Lord Molloy: My Lords, I am sure that the Minister will appreciate that the Royal British Legion has a great interest in the scheme. It would be only too willing to give some assistance. That body could gain from people who have served our country and who are disabled. I am sure that the Minister would be pleased to talk to it.

Lord Henley: My Lords, the noble Lord does considerable service to the Royal British Legion in bringing its marvellous work to the attention of the House. It is work of which I believe we are all well aware and for which we are grateful. I shall certainly listen to any specific points that the Royal British Legion wishes to put to me.

Baroness Dean of Thornton-le-Fylde: My Lords, I am sure that the Minister's view that the new changes will help disabled people into work is sincere. However, will he give an assurance that when the code of practice is drawn up it will contain a requirement to monitor the situation; and that the hoped-for increase in numbers will be published? While I rely on his assurance, we need to follow through quite clearly how people with disabilities will have equal access to work.

Lord Henley: My Lords, I can give the noble Baroness the assurance that we shall monitor the success of the Act. We are as committed to making it a success as everyone else, but I do not believe that the code of practice would be the right place to put in a guarantee to monitor the Act. However, I can give the noble Baroness that assurance from this Dispatch Box this afternoon.

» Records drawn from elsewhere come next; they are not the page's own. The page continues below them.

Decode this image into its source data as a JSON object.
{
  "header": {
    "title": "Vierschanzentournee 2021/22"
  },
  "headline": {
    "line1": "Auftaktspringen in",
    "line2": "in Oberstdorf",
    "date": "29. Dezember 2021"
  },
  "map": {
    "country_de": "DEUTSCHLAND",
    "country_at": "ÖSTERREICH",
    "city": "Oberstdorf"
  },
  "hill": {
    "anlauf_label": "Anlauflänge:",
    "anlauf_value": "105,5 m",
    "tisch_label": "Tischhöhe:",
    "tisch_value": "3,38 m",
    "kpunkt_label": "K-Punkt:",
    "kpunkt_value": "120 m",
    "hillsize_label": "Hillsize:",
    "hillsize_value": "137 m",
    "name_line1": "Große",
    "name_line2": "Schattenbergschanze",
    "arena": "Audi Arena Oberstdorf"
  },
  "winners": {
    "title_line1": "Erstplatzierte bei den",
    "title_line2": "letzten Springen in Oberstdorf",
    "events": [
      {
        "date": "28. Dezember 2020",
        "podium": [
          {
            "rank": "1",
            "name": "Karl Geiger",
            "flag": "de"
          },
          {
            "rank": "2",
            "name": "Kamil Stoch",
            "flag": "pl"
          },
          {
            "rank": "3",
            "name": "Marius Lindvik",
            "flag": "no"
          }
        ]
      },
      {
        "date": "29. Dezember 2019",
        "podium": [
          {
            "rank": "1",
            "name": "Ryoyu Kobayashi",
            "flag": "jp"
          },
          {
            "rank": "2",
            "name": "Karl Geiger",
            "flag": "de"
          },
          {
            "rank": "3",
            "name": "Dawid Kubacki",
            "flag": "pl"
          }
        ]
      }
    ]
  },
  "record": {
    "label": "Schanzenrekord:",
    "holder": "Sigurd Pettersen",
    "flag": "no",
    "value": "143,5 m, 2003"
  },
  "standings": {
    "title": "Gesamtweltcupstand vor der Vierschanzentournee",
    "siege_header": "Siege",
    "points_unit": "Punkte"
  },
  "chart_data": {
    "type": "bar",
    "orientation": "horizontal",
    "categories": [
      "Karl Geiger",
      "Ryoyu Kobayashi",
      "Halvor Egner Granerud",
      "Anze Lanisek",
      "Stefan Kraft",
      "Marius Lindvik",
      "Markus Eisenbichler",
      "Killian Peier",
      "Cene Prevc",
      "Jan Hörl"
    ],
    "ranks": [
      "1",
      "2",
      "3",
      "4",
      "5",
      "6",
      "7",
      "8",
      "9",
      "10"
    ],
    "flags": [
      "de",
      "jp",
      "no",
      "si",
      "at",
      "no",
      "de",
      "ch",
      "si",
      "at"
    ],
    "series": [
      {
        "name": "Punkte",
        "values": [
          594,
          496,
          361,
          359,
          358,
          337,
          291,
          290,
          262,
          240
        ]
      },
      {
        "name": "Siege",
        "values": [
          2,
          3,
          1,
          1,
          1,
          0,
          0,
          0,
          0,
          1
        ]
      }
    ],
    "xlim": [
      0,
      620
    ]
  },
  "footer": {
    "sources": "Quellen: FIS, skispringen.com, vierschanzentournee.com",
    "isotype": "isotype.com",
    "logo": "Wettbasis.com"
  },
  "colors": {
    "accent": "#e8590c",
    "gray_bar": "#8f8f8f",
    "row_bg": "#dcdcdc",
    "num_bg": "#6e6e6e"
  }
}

Baroness O'Cathain: My Lords, would it be useful to draw the attention of Members of the House to the brochures which have just been produced by the department? They draw attention to the effect of the measures which are likely to appear following the Disability Discrimination Act. The brochures are well produced and concise. I am sure that they will help to raise public appreciation of the problems of the disabled, both in looking for employment and in access.

Lord Henley: My Lords, I am most grateful to my noble friend for allowing me to make considerable savings on our publicity budget by bringing to the attention of the House those publicity documents. If my noble friend wishes, and it is the wish of the House, I shall certainly place copies of them in the Library.

Baroness Turner of Camden: My Lords, will the Minister tell the House what progress is made with regard to supported employment programmes for the severely disabled? Will he give assurances about the continuing support, for example, for Remploy?